L’apparition d’un déficit cognitif léger est fréquente avec l’âge, mais seul un petit pourcentage de ces patients (environ 15 %) développera une véritable démence. Si certains facteurs de risque de progression ont été identifiés (allèle ApoE4, maladies chroniques), qu’en est-il des facteurs de protection, notamment de ceux modifiables ? Une étude prospective suivant une large cohorte de patients pendant 10 ans en a identifié six.
Les troubles de la mémoire sont fréquents avec l’avancée en âge. Cependant, seuls 15 % des patients chez qui un déficit cognitif léger (mild cognitive impairment, MCI) est diagnostiqué développent une maladie d’Alzheimer dans les deux ans suivants, alors que 30 % s’améliorent et 55 % restent au stade de MCI. Connaître les facteurs de protection modifiables, notamment ceux liés au style de vie, est essentiel pour bien conseiller les patients.
Dans cette vaste étude chinoise parue dans le BMJ, les auteurs ont suivi, de façon prospective, des personnes âgées de 60 ans ou plus qui avaient, à l’inclusion en 2009, des fonctions cognitives normales et avaient bénéficié d’un génotypage de l’apolipoprotéine E (ApoE). Pour rappel, cet allèle est associé à un risque accru de développer une maladie d’Alzheimer. Les participants ont été suivis pendant 10 ans, jusqu’en 2019.

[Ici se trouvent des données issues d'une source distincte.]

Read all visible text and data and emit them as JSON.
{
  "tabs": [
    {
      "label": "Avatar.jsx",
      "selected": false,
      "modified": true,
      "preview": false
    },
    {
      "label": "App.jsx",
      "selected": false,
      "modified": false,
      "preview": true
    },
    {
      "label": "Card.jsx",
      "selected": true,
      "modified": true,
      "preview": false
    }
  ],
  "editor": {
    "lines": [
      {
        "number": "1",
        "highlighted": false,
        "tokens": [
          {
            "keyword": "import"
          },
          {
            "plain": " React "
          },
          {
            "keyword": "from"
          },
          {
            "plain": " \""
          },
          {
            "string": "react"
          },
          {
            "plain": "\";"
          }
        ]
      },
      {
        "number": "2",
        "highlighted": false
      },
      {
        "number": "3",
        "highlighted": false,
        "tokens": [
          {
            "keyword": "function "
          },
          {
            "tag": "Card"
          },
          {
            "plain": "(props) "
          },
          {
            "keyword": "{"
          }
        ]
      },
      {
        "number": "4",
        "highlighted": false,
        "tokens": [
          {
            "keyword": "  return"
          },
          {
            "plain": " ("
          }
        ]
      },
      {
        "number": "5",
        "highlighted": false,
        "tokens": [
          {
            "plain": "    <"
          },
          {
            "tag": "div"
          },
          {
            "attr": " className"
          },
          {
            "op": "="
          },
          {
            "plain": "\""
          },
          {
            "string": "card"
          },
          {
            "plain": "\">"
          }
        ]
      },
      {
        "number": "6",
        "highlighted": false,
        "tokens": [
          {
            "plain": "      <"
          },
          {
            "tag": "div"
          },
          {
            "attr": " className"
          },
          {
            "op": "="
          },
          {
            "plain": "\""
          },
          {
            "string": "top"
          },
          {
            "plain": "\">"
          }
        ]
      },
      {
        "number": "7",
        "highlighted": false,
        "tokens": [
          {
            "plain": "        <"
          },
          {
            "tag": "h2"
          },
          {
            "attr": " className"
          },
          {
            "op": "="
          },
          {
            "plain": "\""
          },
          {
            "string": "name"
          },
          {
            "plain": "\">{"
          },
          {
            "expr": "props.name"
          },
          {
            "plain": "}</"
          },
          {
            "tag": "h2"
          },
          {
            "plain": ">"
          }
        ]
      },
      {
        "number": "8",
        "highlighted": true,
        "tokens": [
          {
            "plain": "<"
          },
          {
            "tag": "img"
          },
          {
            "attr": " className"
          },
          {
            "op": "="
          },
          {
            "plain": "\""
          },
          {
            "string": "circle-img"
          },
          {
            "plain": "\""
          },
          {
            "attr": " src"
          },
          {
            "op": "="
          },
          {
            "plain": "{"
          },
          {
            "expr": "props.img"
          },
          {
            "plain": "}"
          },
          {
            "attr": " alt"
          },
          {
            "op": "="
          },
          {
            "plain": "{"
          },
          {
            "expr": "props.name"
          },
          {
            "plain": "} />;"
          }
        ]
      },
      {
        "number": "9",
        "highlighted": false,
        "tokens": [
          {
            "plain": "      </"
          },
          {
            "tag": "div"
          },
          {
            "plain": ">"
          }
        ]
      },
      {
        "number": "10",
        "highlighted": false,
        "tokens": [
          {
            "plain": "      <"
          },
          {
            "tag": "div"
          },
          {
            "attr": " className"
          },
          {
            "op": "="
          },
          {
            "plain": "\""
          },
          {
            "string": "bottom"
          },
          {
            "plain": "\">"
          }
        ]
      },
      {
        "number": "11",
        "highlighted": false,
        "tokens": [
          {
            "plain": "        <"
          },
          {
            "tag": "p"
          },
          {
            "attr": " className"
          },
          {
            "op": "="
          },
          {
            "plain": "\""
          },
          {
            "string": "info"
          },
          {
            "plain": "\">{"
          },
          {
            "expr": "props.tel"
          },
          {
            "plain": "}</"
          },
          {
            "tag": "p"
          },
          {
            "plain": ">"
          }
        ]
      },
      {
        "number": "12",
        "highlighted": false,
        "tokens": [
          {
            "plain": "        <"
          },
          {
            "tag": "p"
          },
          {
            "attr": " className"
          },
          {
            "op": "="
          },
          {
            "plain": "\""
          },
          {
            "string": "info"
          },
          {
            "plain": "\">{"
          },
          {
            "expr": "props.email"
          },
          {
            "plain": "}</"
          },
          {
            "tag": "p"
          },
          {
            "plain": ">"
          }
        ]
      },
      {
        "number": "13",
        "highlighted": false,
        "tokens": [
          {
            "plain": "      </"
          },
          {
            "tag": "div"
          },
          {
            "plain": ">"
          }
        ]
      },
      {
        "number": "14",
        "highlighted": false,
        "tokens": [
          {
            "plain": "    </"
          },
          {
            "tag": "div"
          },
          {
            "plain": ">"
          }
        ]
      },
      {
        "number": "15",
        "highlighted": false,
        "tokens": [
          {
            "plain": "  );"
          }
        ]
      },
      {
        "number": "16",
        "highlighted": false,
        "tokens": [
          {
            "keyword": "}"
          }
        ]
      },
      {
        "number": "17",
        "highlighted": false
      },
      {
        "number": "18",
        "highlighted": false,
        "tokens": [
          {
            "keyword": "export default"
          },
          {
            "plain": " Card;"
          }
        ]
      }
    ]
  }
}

Six facteurs liés à un mode de vie sain ont été évalués : une alimentation saine (respect des apports recommandés), un exercice physique régulier (≥ 150 min d’intensité modérée ou ≥ 75 min de forte intensité, par semaine), des contacts sociaux actifs (≥ deux fois par semaine), une activité cognitive intense (≥ deux fois par semaine), pas de tabac, pas d’alcool. Les participants ont été classés dans le groupe « favorable » s’ils avaient 4 à 6 de ces facteurs, dans le groupe « moyen » s’ils en avaient 2 à 3 et dans le groupe « défavorable » en cas de 0 ou 1 seul facteur. La mémoire était évaluée par le WHO/UCLA Auditory Verbal Learning Test et la cognition globale par le MMS test.
Au total, 29 072 participants ont été inclus (âge moyen de 72,23 ans), dont 48,54 % (n = 14 113) étaient des femmes. Un sur 5 était porteur du génotype ApoE ε4.
Un effet protecteur, même chez les personnes génétiquement prédisposées
Au cours de la période de suivi (2009-2019), les résultats montrent que si les capacités cognitives restent stables, la mémoire décline régulièrement avec l’âge, et ce de façon plus rapide chez les porteurs du génotype ApoE ε4.
Les participants du groupe « favorable » avaient un déclin de la mémoire plus lent par rapport à ceux du groupe « moyen » et surtout à ceux du groupe « défavorable ». Ce qui est particulièrement intéressant, c’est que les auteurs trouvent des résultats similaires chez les participants porteurs du génotype ApoE ε4.
Parmi les facteurs de risque, une alimentation saine avait l’impact le plus fort pour freiner la perte de la mémoire, suivie – en ordre décroissant – par l’activité cognitive active, l’activité physique régulière, les contacts sociaux, l’absence de consommation de tabac, l’abstinence d’alcool.
Selon les auteurs, cette étude à grande échelle est la première à évaluer les effets de différents profils de style de vie, du statut ApoE ε4 et de leurs interactions sur les trajectoires de la mémoire sur une période de suivi de 10 ans. Les résultats fournissent des preuves solides qu’une combinaison de comportements positifs est associée à un déclin plus lent de la mémoire, aussi chez les individus génétiquement prédisposés.
Epelbaum S, Dubois B. Item 108. Confusion, démences (voir item 132). Rev Prat 2021;71(1);e21-28.
Jia J, Zhao T, Liu Z, et al. Association between healthy lifestyle and memory decline in older adults: 10 year, population based, prospective cohort study. BMJ 2023;38:e072691.